Personally, I'm more than happy to let Carver tackle the job. Amazingly enough, one only has to see two Sci-Fi Channel movies to get the drill: convoluted, needlessly detailed plots, aggressively designed but extremely limited sets, a few limp action set-pieces, some goofy costumed monsters and one-take acting that ranges between TV sit-com and musical theater quality. That's not to say Carver's Gate is bad, just not worth going out of your way to watch it, unless you're a young twenty-something with a lot of nostalgia for your adolescent cable-watching years.
Carver's Gate is unique in beating more highbrow efforts like existenz to the punch; then again most of these movies are just riffing off of TRON anyway, so who's counting? Pare is adequate as Carver, providing much-needed soothing voice-over, and an otherwise serious, deadpan performance. He's vaguely romantic with lady characters both living and somewhat not-living (again, I think) and brings some low-level urgency to his action duties. Others fare not so well.
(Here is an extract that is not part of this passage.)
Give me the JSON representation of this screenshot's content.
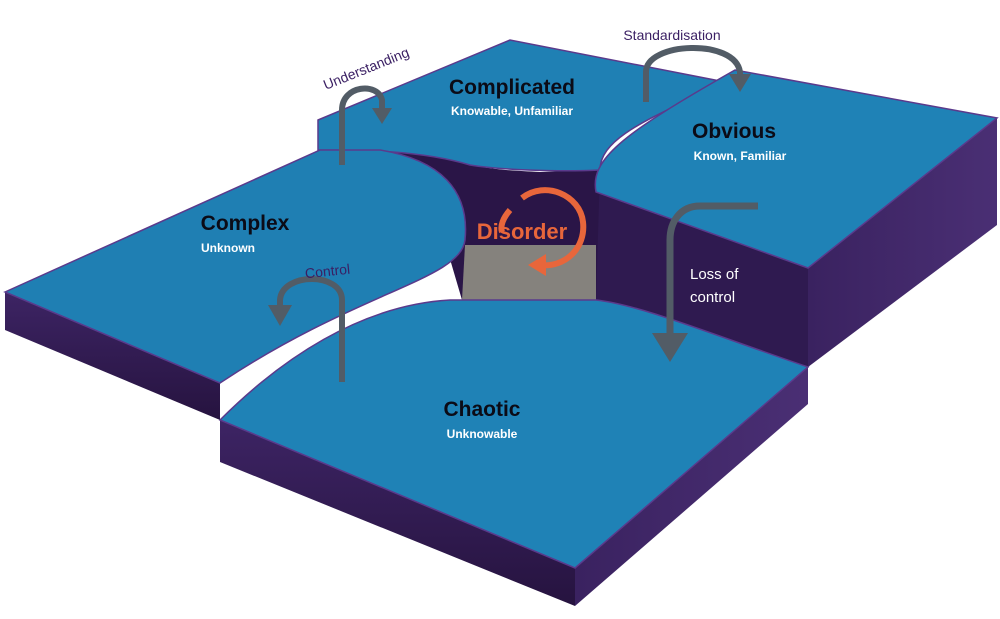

There's the imperious corporate lady whose portrayal is phoned in, other somewhat disinterested types, a hottie destined for Baywatch perhaps, (and looks great in her jumpsuit) an angel/devil computer girl who's confused as to who is the master and who the creation, and then the game's creator, who in her Afterlife incarnation overacts so egregiously you want to suck your quarters back out of the machine to shut her up.
Lastly there is an unimpressive (in today's HD CGI world) miniature of the city that houses our survivors, a few creepy but cheap creature effects, and an obligatory, brief topless shot (to remind viewers of the time that they were paying to watch TV) and a whole lot of sci-fi-psycho-bibble-babble to keep you from remembering you're supposedly watching an actual movie. Carver's Gate might be the type of thing to actually keep you awake if you stumbled upon in during a fit of insomnia-inspired channel surfing, but is no great shakes for your rental - or heaven forbid, collector's - dollar.